Al Seiff was the principal investigator on experiments that utilized the approach he pioneered to determine the structure of the atmospheres of Mars, Venus and Jupiter. This was accomplished by the flights of the Viking, Pioneer-Venus, and Galileo entry probes. Al's work on planetary atmospheres is broadly published in both the scientific literature and textbooks. Al is broadly recognized for his contributions, both nationally and internationally. He won the NASA Medal for Exceptional Scientific Achievement three times and was awarded the honor of the Dryden Lectureship by the American Institute of Aeronautics and Astronautics for his work on planetary atmospheres.
Perhaps as important as his contributions to NASA's goals in science and engineering was the product of his leadership: coaching and mentoring. Scores of young engineers and scientists who worked for and with Al later entered the ranks of world class researchers, leaders and managers for NASA and the Department of Defense, including a center director of Ames, organizational directors, division chiefs and branch chiefs.
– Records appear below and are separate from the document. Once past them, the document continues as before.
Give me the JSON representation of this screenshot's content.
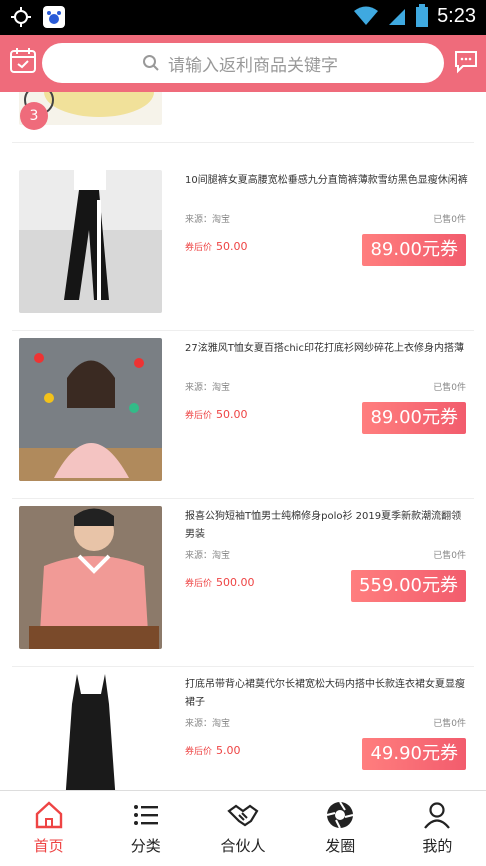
{
  "status_bar": {
    "time": "5:23"
  },
  "header": {
    "search_placeholder": "请输入返利商品关键字"
  },
  "top_partial": {
    "badge": "3"
  },
  "products": [
    {
      "title": "10间腿裤女夏高腰宽松垂感九分直筒裤薄款雪纺黑色显瘦休闲裤",
      "source": "来源：淘宝",
      "sold": "已售0件",
      "price_label": "券后价",
      "price": "50.00",
      "coupon": "89.00元券"
    },
    {
      "title": "27泫雅风T恤女夏百搭chic印花打底衫网纱碎花上衣修身内搭薄",
      "source": "来源：淘宝",
      "sold": "已售0件",
      "price_label": "券后价",
      "price": "50.00",
      "coupon": "89.00元券"
    },
    {
      "title": "报喜公狗短袖T恤男士纯棉修身polo衫 2019夏季新款潮流翻领男装",
      "source": "来源：淘宝",
      "sold": "已售0件",
      "price_label": "券后价",
      "price": "500.00",
      "coupon": "559.00元券"
    },
    {
      "title": "打底吊带背心裙莫代尔长裙宽松大码内搭中长款连衣裙女夏显瘦裙子",
      "source": "来源：淘宝",
      "sold": "已售0件",
      "price_label": "券后价",
      "price": "5.00",
      "coupon": "49.90元券"
    }
  ],
  "tabs": [
    {
      "label": "首页",
      "icon": "home-icon",
      "active": true
    },
    {
      "label": "分类",
      "icon": "list-icon"
    },
    {
      "label": "合伙人",
      "icon": "handshake-icon"
    },
    {
      "label": "发圈",
      "icon": "aperture-icon"
    },
    {
      "label": "我的",
      "icon": "user-icon"
    }
  ],
  "colors": {
    "accent": "#ef6b7b",
    "price": "#e44444"
  }
}
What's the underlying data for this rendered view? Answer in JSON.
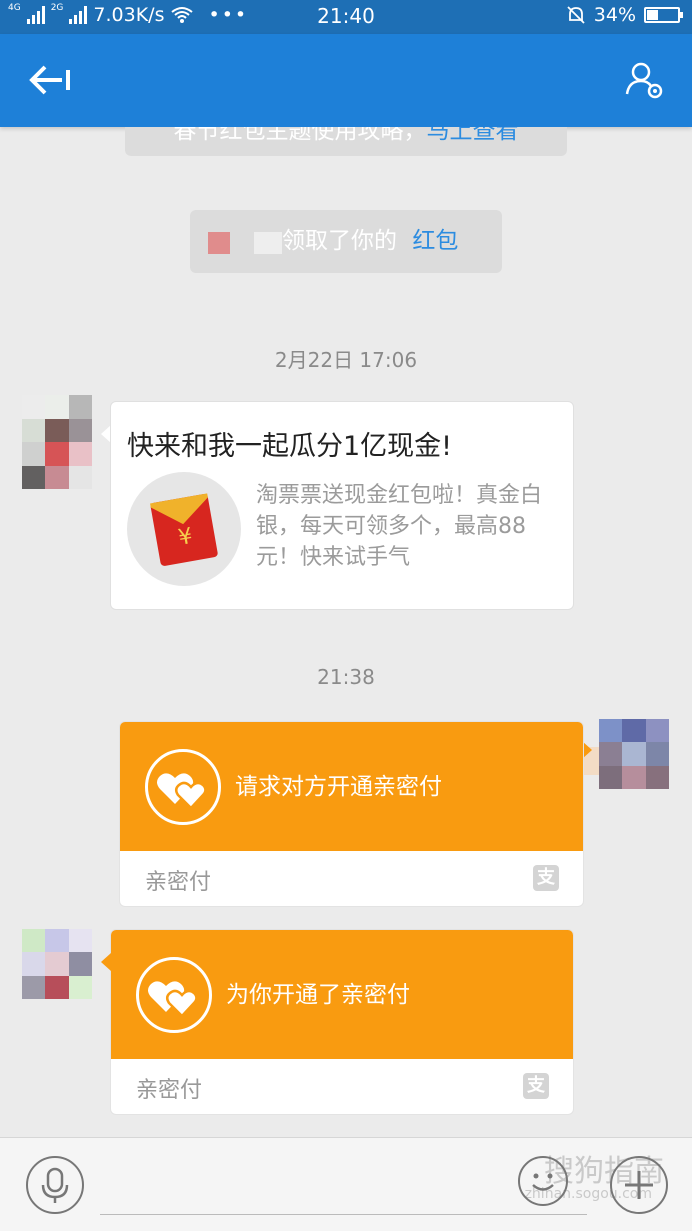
{
  "status_bar": {
    "net1": "4G",
    "net2": "2G",
    "speed": "7.03K/s",
    "dots": "•••",
    "time": "21:40",
    "battery": "34%",
    "battery_level": 0.34
  },
  "title_bar": {
    "back_icon": "back-arrow-icon",
    "profile_icon": "contact-settings-icon"
  },
  "chat": {
    "tip1": {
      "text": "春节红包主题使用攻略，",
      "link": "马上查看"
    },
    "tip2": {
      "text": "领取了你的",
      "link": "红包"
    },
    "time1": "2月22日 17:06",
    "share_card": {
      "title": "快来和我一起瓜分1亿现金!",
      "desc": "淘票票送现金红包啦！真金白银，每天可领多个，最高88元！快来试手气",
      "icon": "red-envelope-icon",
      "yuan": "¥"
    },
    "time2": "21:38",
    "request_card": {
      "message": "请求对方开通亲密付",
      "footer": "亲密付",
      "alipay_glyph": "支"
    },
    "opened_card": {
      "message": "为你开通了亲密付",
      "footer": "亲密付",
      "alipay_glyph": "支"
    }
  },
  "input_bar": {
    "voice_icon": "microphone-icon",
    "emoji_icon": "smiley-icon",
    "plus_icon": "plus-icon",
    "watermark": "搜狗指南",
    "watermark_sub": "zhinan.sogou.com"
  },
  "colors": {
    "header": "#1e80d8",
    "orange": "#f99b10",
    "link": "#2c8ce0"
  }
}
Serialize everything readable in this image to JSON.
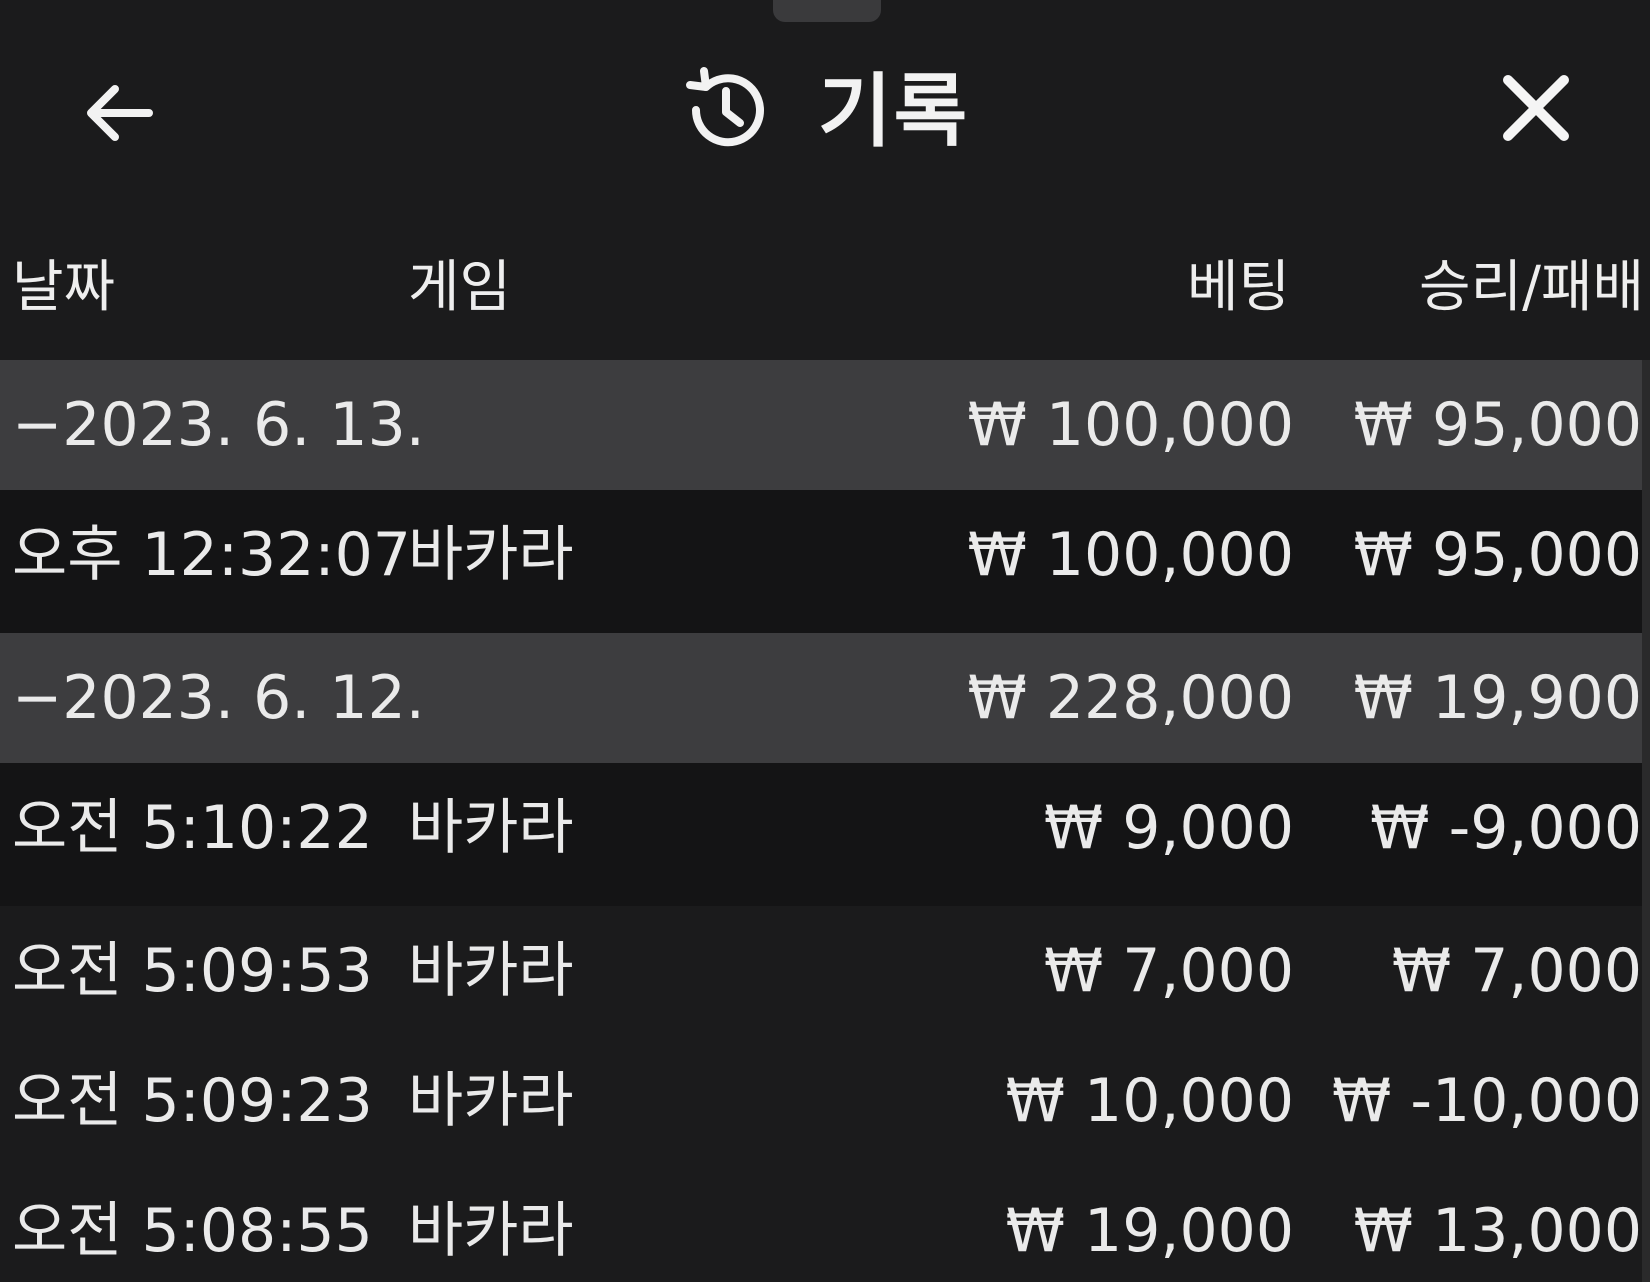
{
  "header": {
    "title": "기록",
    "back_icon": "arrow-left-icon",
    "history_icon": "history-clock-icon",
    "close_icon": "close-icon"
  },
  "columns": {
    "date": "날짜",
    "game": "게임",
    "bet": "베팅",
    "result": "승리/패배"
  },
  "groups": [
    {
      "date": "−2023. 6. 13.",
      "bet": "₩ 100,000",
      "result": "₩ 95,000",
      "items": [
        {
          "time": "오후 12:32:07",
          "game": "바카라",
          "bet": "₩ 100,000",
          "result": "₩ 95,000"
        }
      ]
    },
    {
      "date": "−2023. 6. 12.",
      "bet": "₩ 228,000",
      "result": "₩ 19,900",
      "items": [
        {
          "time": "오전 5:10:22",
          "game": "바카라",
          "bet": "₩ 9,000",
          "result": "₩ -9,000"
        },
        {
          "time": "오전 5:09:53",
          "game": "바카라",
          "bet": "₩ 7,000",
          "result": "₩ 7,000"
        },
        {
          "time": "오전 5:09:23",
          "game": "바카라",
          "bet": "₩ 10,000",
          "result": "₩ -10,000"
        },
        {
          "time": "오전 5:08:55",
          "game": "바카라",
          "bet": "₩ 19,000",
          "result": "₩ 13,000"
        }
      ]
    }
  ],
  "colors": {
    "background": "#1b1b1c",
    "group_row": "#3d3d3f",
    "item_row_highlight": "#141415",
    "text": "#eaeaea"
  }
}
Al embodied the best we can expect from a leader, and exemplified the saying "give more than you take from the circle of life." He truly "soared to the stars", literally touching three planets with his experiments. Al gave his best to the international planetary science community. Al passed away in 2000 but his inspiration lives on.
Rationale: The young researchers of today will stand on the shoulders of the giants from the past to discover great things in the future that one can only dream off today. An important element of the International Planetary Probe Workshops is to introduce, motivate and educate young people in the field of scientific studies of planetary atmospheres. It is only by placing today's research activities in the proper historical context, by recognizing, appreciating, and understanding the contributions of our predecessors, and by utilizing the experience and knowledge gained by past generations of explorers that a framework that dictates our path for future explorations can be defined. As solar system explorers we are bound by the achievements of our colleagues, and we are obligated to further this chain of scientific discovery to the next generation.
To celebrate Al Seiff's lifetime of dedication to the engineering, technology, and scientific studies of planetary atmospheres, to provide young researchers who never had the chance to know Al with the opportunity to learn how his work truly influences virtually every aspect of planetary exploration, this award and prize lecture will be named after Alvin Seiff.
Details of Award: The Alvin Seiff Memorial Award will be an annual award presented at the International Planetary Probe Workshop. The recipient will be recognized for his or her substantial contributions to the field of planetary entry and descent science and technology, and will be selected by vote of the International Steering Committee and previous Alvin Seiff Memorial Award winners.
The Alvin Seiff Memorial Award will comprise expenses to attend the International Planetary Probe Workshop, a plaque (or medal) and certificate, and a Prize Lecture to be given during the workshop (either at the banquet or during one of the workshop sessions.)
Prior to the winner giving his or her lecture, a member of the International Steering Committee will give a very short synopsis of Al's contributions to set the tone for the occasion.